Щелчки влево и вправо — это уже география, перемещения в пространстве. Один щелчок равен 108 км. Или как написано в первоисточнике — 24 лье. Причём этот режим работает даже без перемещения во времени. А это значит, что если правильно развернуть трость с учетом направления на желаемую точку по прямой, то из Бубенцов домой можно попасть в четыре щелчка. Ну видимо не совсем домой, а в точку с расстоянием 432 км по прямой, т.е. где-то рядом. И сразу вопросы — а вдруг эта точка окажется на крыше дома? Или в воде канала? Видимо как-то это предусмотрено и будет описано дальше?

Но пока никаких пояснений по этому поводу в бумагах нет, как нет и рисок, пометок и цифр на самой трости. Поэтому видимо нужно будет приноравливаться — смотреть по карте, пробовать и тренироваться. Кроме того, набалдашник может щёлкать влево и вправо вокруг своей оси. Но до пояснений и этого режима Валера ещё не доходит.

Работа у Валеры долгая и он не торопится. Пока засунет лист в сканер, пока прочитает перевод с маркером в руках и отмечая самое важное, пока уложит листы в свои стопочки… Лист за листом. Принтер гремит всеми своими шестерёнками, того и гляди развалится… Но нет, это у него «плепорция» такая, китайская.

И вдруг…

Тамплиеры

Валера читает листок, только что вышедший из принтера:


Письмо Жака де Моле папе Клименту V.

«О, святейший Отче, на ваше вопрошение о конгрегации Орденов Тамплиеров (Храма) и Госпитальеров (Мальтийского) я, магистр Ордена Храма, глаголю Вам»


Письмо это довольно длинное, но основные его мысли Валера помечает жёлтым маркером…
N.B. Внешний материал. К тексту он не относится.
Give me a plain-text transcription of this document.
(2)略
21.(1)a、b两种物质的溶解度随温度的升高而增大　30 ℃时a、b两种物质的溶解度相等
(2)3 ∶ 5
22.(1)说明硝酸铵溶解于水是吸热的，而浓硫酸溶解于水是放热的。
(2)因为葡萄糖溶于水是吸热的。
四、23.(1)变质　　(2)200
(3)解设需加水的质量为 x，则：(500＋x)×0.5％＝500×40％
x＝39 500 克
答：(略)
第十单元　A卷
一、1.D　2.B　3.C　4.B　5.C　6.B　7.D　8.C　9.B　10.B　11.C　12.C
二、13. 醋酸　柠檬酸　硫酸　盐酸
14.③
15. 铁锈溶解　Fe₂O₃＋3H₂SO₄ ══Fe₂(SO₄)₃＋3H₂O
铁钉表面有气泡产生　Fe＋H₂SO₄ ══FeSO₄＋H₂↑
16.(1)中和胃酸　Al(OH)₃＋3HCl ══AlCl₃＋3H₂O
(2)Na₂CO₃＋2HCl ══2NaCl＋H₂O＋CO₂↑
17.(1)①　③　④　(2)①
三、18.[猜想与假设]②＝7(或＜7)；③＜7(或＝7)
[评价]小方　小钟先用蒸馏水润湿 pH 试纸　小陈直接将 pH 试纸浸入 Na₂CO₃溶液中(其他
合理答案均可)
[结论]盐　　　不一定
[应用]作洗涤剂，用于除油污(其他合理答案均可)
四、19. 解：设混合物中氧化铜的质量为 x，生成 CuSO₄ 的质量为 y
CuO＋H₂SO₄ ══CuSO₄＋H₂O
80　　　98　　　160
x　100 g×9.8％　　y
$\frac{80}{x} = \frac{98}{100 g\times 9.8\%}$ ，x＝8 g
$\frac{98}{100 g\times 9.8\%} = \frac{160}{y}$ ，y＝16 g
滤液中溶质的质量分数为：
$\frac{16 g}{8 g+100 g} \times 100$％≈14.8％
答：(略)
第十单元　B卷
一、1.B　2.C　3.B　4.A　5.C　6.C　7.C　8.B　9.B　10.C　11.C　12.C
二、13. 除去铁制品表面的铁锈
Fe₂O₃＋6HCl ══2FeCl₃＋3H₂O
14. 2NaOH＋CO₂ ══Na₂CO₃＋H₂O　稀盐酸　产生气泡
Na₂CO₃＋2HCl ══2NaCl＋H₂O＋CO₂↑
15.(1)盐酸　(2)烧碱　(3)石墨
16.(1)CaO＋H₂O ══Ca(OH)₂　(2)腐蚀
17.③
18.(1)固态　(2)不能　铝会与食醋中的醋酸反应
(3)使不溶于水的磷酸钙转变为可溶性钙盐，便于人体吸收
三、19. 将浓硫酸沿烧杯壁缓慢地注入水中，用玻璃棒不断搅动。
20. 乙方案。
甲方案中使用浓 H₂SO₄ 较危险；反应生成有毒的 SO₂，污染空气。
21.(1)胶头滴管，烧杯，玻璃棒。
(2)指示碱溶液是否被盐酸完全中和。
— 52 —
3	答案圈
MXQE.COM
«Папа Бонифаций глаголил по сему резону вельми многия словеса, но, прилежно взвесив все резоны, счел за лучшее отказаться от сего». «Если Ордена конгрегируются, то и разом они не сделают столько, сколько ныне делает кажинный из них». «Глаголят, будто все народы обиходно питают пиетет к членам Орденов. Однако в яви все ни на лепту не так. Ибо гораздо больше людей охочих скорее что-нибудь отъять у членов Орденов, чем попустить им. Все зельно охотнее что-либо стяжают от них, нежели одаряют их, и многие уязвления безперечь причиняются им в миру как со стороны прелатов, так и со стороны многих других великих и малых мужей, клириков и мирян».


Ага! Стало быть, Храмовников заставляли объединяться с Мальтийцами, а они ни в какую… Понятно, с такими сокровищами и артефактами кому нужны чужие глаза и уши… Ну может и не совсем чужие, братья-таки во Христе… Но младшие братья, бедные и с горящими глазами на чужое золото…


А вот ешё…


Долговая расписка.

«Мы, Божьей милостью король Англии Генрих III взяли серебро взаймы у Ордена Храма. 2 Май в год спасения 1210»


СТОП!

А при чём здесь Тамплиеры?

А при том, что засунув руку в барельеф Танцора по плечо, Валера ухватывает в нём не только артефакты и бумаги Хромова, а и какие-то другие бумаги, имеющие отношение не только к Мальтийскому Ордену, но и к Ордену Тамплиеров.

О самих Тамплиерах или как их ещё называют, Храмовниках, Валере известно немного. В основном по книгам, типа, «Проклятые короли» Мориса Дрюона и советскому фильму «Ларец Марии Медичи». Он знает, что Орден образовался в XII веке, а прекратил своё существование в XIV. Что Орден был чрезвычайно богат и был уничтожен французским королем Филиппом IV «Красивым» по благословлению папы Климента V, потом, после разгрома, своей буллой всё таки объединившего Тамплиеров с Мальтийцами, вернее, передавшего всё осиротевшее имущество Тамплиеров Мальтийцам.

И всё?

Нет! Ещё то, что гигантскую казну и архив Тамплиеров тогда так и не нашли. И ищут их по всему миру до сих пор. И не только и не столько из-за феноменальной стоимости сокровищ, а сколько из-за каких-то тайных религиозных знаний и, главное, священных ветхозаветных объектов — Святого Грааля и Ковчега Завета со Скинией.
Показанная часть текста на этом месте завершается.